Prof. Dorf said: "...even when those decisions are not made on strictly medical grounds."

That may be the case with Carhart (I say "may," because the case is not completely clear), but I disagree as to Baze. The plurality relied heavily on expert medical testimony to the effect that Kentucky's procedure is as good as it gets. Roberts acknowledged some split of authority (as did Breyer, in his surprisingly candid concurrence). But the existence of dissenting medical opinions does not suggest that a decision is not made on medical grounds.

egarber, as a follow-up to my previous, I just commented elsewhere that Roberts' formulation is probably the best avenue for new challenges by death penalty opponents, although perversely so. If a petitioner can think up a new execution method which satisfies all three criteria, it will force legislatures back to the drawing board, but in the long run it makes pro-penalty arguments more air tight.

Still, a short term victory might be desireable to penalty opponents simply on a "running out the clock" theory. The Dems have a reasonable shot at winning the White House this year, are virtually guaranteed to keep the Senate, and could replace as many as four Justices over the next eight years. During that time, litigators could conceivable strike down the death penalty altogether.

Michael C. Dorf said...

What I meant by "medical grounds:" It's true that CJ Roberts credits the district court's findings re medical risks, etc., but, as Stevens notes in his concurrence in the judgment and as Roberts essentially concedes as well, the inclusion of the paralytic as the middle step in the cocktail is primarily there for aesthetic reasons. The only wrinkle here is the fact that the Dutch include it in their physician-assisted-suicide protocol, but neither Roberts nor Alito (who also relies on this fact in his concurrence) quite figures out why.

Sobek said...

Breyer also mentions the Dutch protocol, and argues (persuasively, I think) that it's hard to argue a drug is cruel or unusual when it is taken voluntarily who want to end their lives (and who, one might presume, don't want to do so agonizingly).

Question: Breyer mentions his consultation of medical journals (a Lancet study and various refutations thereof) that are not in the record. To what extent should judges go outside of the record to conduct their own, independent research? We don't allow juries to do that.

andy said...

"it's hard to argue a drug is cruel or unusual when it is taken voluntarily who want to end their lives (and who, one might presume, don't want to do so agonizingly)."

just for the sake of being difficult...since a lot of people jump off of building to kill themselves, would it not be cruel and unusual to execute prisoners by throwing them off of skyscrapers?

Sobek said...

"...since a lot of people jump off of building to kill themselves..."

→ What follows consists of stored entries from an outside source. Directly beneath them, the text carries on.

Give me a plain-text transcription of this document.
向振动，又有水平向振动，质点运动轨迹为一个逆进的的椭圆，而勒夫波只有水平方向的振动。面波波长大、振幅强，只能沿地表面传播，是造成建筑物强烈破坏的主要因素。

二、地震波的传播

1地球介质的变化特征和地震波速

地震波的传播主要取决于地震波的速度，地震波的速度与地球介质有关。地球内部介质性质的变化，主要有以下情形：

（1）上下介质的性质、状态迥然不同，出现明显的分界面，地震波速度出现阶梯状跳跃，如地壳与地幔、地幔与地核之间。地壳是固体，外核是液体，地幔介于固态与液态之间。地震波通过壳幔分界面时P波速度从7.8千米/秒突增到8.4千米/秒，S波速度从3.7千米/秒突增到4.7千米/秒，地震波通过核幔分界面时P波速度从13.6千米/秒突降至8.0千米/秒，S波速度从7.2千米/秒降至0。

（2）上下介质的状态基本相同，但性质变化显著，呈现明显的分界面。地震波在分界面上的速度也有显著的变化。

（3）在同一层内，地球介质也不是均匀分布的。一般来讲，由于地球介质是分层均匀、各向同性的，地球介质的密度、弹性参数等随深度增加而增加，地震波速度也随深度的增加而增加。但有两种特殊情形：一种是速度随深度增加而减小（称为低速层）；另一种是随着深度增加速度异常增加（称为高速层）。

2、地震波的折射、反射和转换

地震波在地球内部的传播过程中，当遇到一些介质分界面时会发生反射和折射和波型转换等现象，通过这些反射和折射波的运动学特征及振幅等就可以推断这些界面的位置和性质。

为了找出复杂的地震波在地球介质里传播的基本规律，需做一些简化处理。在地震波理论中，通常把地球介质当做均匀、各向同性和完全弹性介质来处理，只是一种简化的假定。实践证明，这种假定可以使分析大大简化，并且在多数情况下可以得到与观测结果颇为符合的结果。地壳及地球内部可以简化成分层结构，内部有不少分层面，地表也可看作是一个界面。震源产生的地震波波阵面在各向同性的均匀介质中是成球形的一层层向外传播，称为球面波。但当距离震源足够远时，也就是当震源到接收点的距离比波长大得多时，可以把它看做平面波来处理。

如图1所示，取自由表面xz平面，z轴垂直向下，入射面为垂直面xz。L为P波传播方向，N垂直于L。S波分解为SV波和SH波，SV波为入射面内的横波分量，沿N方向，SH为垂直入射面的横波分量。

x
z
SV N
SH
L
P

But it's not state-sanctioned euthenasia when someone jumps off a building. Still, point taken.

Michael C. Dorf said...

On the Dutch point: I've been doing some digging with medical professionals and found that the Dutch use of pancuronium bromide is so different as to be practically irrelevant. I'll explain why in my FindLaw column for Monday.

Garth Sullivan said...

why not the guillotine?

fast, efficient and presumably painless?

egarber said...

Moving over to the rape case -- where two men face the death penalty in LA, I'm curious:

How would an originalist decide that case? Supposedly, it could turn on whether raping a child rather than an adult crosses some bright line. Does that moral test mean anything to an originalist? Or would he/she simply look to see if rape was a qualifying offense in 1790? Hmmm. I guess in a way I'm simply asking how originalists view the eighth amendment generally.